Clinical documentation: Look to LCDs for guidance
A. It seems like what they want and expect changes on a regular basis; however, most of the products you bill for have a local coverage determination (LCD). In that LCD is a section called “Coverage Indications, Limitations, and/or Medical Necessity.” This is essentially what Medicare expects to see in the clinical documentation. There are generally criteria listed that essentially says under these circumstances, Medicare will pay for this equipment. The clinical documentation must prove how the patient qualifies based on this section of the LCD.

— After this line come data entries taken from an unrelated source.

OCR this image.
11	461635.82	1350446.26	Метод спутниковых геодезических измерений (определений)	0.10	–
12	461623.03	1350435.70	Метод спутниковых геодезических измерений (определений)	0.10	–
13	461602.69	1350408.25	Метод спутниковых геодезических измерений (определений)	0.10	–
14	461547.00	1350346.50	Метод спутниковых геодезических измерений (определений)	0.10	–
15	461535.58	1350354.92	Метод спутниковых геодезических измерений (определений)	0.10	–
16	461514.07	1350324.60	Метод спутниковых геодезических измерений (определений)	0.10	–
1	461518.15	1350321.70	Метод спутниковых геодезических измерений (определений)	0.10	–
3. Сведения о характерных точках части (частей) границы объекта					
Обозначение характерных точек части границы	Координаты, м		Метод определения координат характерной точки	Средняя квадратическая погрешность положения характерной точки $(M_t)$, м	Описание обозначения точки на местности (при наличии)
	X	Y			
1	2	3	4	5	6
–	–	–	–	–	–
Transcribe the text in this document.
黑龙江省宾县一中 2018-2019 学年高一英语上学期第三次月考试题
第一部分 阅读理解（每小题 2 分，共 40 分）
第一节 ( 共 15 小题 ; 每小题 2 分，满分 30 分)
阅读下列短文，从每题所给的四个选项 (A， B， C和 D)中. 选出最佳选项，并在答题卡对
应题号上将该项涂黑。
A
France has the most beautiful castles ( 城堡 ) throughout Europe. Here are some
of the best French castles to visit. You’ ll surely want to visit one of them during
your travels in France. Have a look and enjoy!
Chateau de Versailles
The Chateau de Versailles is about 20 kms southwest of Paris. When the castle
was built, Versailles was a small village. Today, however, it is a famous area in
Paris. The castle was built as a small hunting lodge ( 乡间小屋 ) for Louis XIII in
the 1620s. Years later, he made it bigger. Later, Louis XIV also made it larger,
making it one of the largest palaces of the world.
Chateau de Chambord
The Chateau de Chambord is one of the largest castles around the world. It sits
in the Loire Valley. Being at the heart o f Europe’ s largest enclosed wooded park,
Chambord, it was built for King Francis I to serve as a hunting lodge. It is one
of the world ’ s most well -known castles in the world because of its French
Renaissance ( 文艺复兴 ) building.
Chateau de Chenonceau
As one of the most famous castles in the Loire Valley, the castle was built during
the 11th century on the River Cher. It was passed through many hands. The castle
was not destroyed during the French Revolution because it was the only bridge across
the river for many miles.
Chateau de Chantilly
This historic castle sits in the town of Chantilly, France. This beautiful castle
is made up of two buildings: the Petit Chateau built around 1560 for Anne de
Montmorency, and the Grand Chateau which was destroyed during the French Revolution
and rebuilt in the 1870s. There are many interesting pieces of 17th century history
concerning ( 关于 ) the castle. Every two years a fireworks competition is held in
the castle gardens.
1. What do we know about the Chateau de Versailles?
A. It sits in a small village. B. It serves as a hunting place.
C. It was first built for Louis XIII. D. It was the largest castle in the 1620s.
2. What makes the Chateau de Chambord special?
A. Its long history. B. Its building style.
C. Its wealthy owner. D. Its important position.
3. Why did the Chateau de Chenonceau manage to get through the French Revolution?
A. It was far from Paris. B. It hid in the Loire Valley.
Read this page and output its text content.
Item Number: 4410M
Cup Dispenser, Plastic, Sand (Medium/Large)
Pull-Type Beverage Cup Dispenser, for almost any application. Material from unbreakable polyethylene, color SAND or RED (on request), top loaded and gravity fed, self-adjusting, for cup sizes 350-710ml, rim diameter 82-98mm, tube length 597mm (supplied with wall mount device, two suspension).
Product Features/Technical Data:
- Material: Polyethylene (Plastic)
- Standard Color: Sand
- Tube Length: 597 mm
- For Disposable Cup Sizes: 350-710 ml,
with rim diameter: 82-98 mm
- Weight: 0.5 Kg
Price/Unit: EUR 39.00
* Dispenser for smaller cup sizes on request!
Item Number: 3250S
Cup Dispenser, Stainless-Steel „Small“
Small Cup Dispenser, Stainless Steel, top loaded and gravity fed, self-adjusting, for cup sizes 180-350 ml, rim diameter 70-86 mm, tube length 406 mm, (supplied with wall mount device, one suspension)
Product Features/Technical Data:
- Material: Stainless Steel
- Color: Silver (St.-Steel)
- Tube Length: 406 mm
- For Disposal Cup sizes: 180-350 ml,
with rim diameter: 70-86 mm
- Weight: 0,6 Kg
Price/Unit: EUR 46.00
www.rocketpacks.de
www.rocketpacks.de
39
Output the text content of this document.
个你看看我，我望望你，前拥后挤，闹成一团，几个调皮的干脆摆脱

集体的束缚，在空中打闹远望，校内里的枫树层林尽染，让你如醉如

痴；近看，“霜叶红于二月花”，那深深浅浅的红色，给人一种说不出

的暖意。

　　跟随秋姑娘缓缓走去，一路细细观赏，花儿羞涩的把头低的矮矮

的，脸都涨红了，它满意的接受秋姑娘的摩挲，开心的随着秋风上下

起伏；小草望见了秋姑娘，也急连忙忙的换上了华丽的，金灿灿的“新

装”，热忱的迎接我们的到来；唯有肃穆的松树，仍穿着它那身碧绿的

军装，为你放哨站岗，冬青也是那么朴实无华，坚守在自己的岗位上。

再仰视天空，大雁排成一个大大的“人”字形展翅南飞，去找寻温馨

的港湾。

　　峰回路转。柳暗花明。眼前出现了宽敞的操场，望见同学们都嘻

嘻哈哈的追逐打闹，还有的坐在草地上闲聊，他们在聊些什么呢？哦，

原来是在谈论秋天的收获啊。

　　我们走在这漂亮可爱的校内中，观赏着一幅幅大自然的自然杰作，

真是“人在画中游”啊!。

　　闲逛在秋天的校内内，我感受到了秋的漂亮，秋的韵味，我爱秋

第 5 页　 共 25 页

Years ago, clinicians at Medicare were allowed to use their clinical judgment in auditing claims. Now, they are simply looking to see how the criteria are specifically and precisely addressed without any clinical judgment.
Some equipment may not have a LCD and that certainly makes things more difficult. If it is a covered item, there is generally a national coverage determination that would provide some guidance or articles from the contractors. Otherwise, you must still document the need for the item and what is necessary. If there are other products or treatments available, particularly if they are less expensive, you will want the documentation to address how it was ruled out.
Educate physicians as best you can on the criteria, and if they have not done a good job showing how the patient qualifies, then the patient must be told that they can be held liable and a properly executed advanced beneficiary notice obtained. Otherwise, you are assuming that liability. The beneficiaries play an important role in the process of assuring their physician documents accordingly or deciding to pay themselves.